La nef du Grand Palais n'a pas raisonné du cri de la victoire comme la veille avec l'épéiste Maureen Nisima. Cette fois, un grondement de colère est venu des gradins. Une houle digne des grandes marées à cause de plusieurs discussions arbitrales contestées, d'un côté comme de l'autre. Coulés, les sabreurs tricolores sont eux restés prostrés dans leur petit bateau, coupables d'avoir laissé filer un match à leur portée. Boladé Apithy, Nicolas Lopez et Boris Sanson ont pourtant mené à plusieurs reprises. Jusqu'à l'assaut final confié à Lopez, le vice-champion olympique de Pékin. Mais les deux points d'avance (40-38) au tableau d'affichage se sont envolés pour renflouer le compte d'Aliaksandr Buikevich, tout heureux d'avoir fait sauter la banque de France. "Il faudra revoir cela au calme mais on avait l'impression que l'arbitre setrompait alors forcément, ça énerve, ça met de la tension en plus, soulignait Apithy, visiblement dépité.
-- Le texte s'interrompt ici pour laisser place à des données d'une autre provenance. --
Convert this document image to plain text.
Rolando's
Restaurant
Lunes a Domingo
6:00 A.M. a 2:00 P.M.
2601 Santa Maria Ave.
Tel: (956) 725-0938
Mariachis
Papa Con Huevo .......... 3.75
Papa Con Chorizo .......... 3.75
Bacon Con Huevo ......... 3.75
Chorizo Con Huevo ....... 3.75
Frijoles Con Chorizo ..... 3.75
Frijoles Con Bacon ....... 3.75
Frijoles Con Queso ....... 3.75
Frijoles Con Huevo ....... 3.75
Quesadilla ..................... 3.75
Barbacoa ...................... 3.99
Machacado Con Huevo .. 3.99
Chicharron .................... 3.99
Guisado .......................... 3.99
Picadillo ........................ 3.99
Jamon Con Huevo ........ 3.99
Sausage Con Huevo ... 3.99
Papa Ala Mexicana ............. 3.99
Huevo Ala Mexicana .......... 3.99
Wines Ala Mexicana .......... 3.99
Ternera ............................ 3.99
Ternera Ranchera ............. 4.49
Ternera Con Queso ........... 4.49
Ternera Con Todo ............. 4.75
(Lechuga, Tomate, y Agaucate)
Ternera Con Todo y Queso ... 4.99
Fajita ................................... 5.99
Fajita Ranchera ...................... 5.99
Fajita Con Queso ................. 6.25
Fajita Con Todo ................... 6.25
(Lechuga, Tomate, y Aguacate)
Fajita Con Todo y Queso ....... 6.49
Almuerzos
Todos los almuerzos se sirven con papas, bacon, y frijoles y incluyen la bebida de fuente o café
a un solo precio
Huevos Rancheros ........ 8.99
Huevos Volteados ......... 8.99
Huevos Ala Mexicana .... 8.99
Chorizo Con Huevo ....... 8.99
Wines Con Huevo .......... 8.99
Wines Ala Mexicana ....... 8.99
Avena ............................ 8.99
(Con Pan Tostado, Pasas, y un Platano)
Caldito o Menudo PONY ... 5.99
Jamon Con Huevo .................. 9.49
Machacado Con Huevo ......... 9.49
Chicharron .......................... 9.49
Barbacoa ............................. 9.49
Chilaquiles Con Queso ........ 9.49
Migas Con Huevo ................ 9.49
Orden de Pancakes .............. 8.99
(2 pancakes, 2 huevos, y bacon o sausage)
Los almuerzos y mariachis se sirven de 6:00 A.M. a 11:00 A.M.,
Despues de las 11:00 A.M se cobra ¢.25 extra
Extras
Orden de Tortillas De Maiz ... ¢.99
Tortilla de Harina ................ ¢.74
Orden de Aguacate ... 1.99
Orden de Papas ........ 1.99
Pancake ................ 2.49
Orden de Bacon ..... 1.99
Je pense que le niveau on l'a, maintenant c'est dans la tête que ça se joue", a-t-il ajouté, insistant sur la déception de l'échec des sabreurs lors de l'épreuve individuelle, où aucun n'avait réussi à passer plus de deux tours."

Au terme des deux jours de compétition du sabre, le constat d'échec est aussi flagrant que la déception. Pas question de sabrer pour le moment. Dans le staff français, on préfère garder la tête sur les épaules et analyser ces erreurs à froid. "Il ne faut pas faire ça dans l’énervement et la défaite, explique Patrice Menon, Directeur des équipes de France. Deux facteurs ne nous ont pas aidés : l’arbitrage et Nico qui est en dessous. Mais on est grand, on a du métier, on devrait gérer les choses. Le bilan du sabre n’est pas bon, mais il faut réfléchir et analyser les choses. Le match était serré, mais c’est le sport on joue sur le facteur humain et là, on n'a pas été bons sur l’humain."